Mais à plonger dans ce sujet, ce sont deux choses qui frappent :
- (photo : Jean-Michel Dumay)
D’abord la cécité du ministre, un fruit de la méritocratie française, sorti de grande école pour frayer ensuite dans les cabinets ministériels. Comment peut-on à ce point se couper de la réalité qu’on prétend combattre ?
Pour approcher celle-ci, il suffisait par exemple de descendre dans la rue, en plein Paris, jeudi dernier, pour compter à 1 heure du matin, rue Lafayette, entre les grands magasins et la gare du Nord, soit au cours d’une marche d’une vingtaine de minutes à peine, sept personnes sans-abri sur le trottoir à même le sol. Il faisait 3°C. Et puis, arrivé à Stalingrad, on pouvait tomber sur… une soixantaine de tentes abritant plusieurs dizaines de migrants sur les berges du canal Saint-Martin. Car on les oublie, les migrants. Et là, à eux seuls, sur ce petit périmètre, autour de braseros de fortune, ils étaient quelques dizaines, proche du chiffre donné par le ministre pour l’Île-de-France.
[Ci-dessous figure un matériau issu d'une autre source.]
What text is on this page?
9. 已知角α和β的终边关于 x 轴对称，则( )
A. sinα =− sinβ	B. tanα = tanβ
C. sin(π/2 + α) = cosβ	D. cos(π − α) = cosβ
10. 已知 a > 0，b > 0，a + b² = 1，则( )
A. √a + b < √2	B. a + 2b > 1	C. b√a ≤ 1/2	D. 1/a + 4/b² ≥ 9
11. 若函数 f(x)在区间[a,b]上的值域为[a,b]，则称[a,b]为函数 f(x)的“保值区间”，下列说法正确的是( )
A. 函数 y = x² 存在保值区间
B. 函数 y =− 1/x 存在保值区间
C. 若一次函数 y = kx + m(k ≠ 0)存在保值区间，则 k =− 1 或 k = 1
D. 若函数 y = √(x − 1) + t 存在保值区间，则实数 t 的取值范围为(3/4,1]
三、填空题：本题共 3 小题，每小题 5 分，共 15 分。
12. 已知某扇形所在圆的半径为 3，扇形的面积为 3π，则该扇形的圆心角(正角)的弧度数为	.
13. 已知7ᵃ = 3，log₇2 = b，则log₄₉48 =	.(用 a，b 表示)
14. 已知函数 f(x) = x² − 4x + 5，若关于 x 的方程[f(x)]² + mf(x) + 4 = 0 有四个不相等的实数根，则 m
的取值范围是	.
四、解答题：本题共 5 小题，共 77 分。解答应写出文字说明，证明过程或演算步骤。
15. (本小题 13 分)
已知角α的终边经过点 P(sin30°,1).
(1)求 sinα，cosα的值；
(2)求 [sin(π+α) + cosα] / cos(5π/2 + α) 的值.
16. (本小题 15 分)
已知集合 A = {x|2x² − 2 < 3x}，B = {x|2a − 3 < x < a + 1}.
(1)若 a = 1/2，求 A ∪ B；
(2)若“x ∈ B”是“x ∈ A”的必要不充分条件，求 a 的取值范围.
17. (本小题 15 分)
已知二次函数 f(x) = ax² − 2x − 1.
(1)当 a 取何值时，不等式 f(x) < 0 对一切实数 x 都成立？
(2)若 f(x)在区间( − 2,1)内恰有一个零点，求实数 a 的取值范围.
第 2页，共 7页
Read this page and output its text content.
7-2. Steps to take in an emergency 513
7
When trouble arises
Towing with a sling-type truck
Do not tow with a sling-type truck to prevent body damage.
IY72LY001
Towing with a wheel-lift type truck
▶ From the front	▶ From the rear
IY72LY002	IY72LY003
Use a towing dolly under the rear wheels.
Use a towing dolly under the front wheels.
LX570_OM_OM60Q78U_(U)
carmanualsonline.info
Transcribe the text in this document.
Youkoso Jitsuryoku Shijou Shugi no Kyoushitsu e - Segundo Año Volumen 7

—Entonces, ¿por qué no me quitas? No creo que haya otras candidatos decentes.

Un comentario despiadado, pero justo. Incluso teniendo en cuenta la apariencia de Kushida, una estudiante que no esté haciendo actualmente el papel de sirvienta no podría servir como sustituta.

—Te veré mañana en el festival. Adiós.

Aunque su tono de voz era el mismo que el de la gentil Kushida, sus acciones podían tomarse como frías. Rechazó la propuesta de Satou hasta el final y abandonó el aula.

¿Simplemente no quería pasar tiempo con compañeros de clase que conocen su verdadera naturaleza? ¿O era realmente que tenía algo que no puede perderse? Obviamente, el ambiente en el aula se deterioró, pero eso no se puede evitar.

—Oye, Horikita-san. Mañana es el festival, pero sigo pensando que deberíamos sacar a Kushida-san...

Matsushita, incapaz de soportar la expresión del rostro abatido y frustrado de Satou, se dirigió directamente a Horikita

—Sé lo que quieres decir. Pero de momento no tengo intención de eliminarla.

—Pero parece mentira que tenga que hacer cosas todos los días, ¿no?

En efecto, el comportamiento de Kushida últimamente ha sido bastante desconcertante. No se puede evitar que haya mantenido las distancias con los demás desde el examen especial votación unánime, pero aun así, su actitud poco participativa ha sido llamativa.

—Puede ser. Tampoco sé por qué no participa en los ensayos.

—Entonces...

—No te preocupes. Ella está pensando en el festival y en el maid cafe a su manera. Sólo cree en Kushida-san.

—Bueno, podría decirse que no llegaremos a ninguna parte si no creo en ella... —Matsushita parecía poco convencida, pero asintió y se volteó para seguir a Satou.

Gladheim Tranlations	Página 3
La deuxième chose qui frappe, c’est que la dernière étude d’ampleur sur les sans domicile fixe, en France, remonte… à 2012, il y a six ans ! C’était une étude de l’Insee (l’Institut National de la Statistique et des Études Économiques) et de l’Ined (l’Institut National des Études Démographiques) [7]. Et on constatait déjà une montée abrupte du phénomène : + 50 % de SDF en France entre 2001 et 2012, un nombre estimé alors à plus de 140 000, dont un sur dix – 14 000 – était totalement à la rue. Un chiffre forcément en deçà de la réalité puisqu’il ne pouvait pas tenir compte des sans-papiers, étant donné les lieux qui avaient servi de base à l’étude.
En fait, c’est cela qui est troublant, au-delà de la bourde du ministre : pas d’étude spécifique sur les sans-abris pendant six ans ! Sur un phénomène social dont la Fondation Abbé Pierre, dans son 23ème rapport annuel sur l’état du mal-logement [8], édifiant, nous apprend, sur la base d’une enquête logement de l’Insee incidente de 2013, qu’il a touché, à un moment de leur vie, 340 000 personnes, qui se sont, un jour, retrouvées à la rue, dans un véhicule, un hall d’immeuble ou un abri de fortune. Un phénomène social qui, selon une extrapolation scientifique, aurait tué depuis 2012 près de 3 000 sans-abris chaque année [9]. Presque autant que d’automobilistes sur les routes.
Pour combler le manque à Paris, la Mairie a décidé de mobiliser, le 15 février, 1 000 bénévoles [10] pour compter les personnes qui dormiront dans la rue, ce soir-là, dans la capitale. Voilà un travail salutaire. Nul ne sait encore si Julien Denormandie, le secrétaire d’État, y sera présent.
Pas d’étude officielle depuis six ans : on ne voudrait pas voir le phénomène qu’on ne s’y prendrait pas autrement.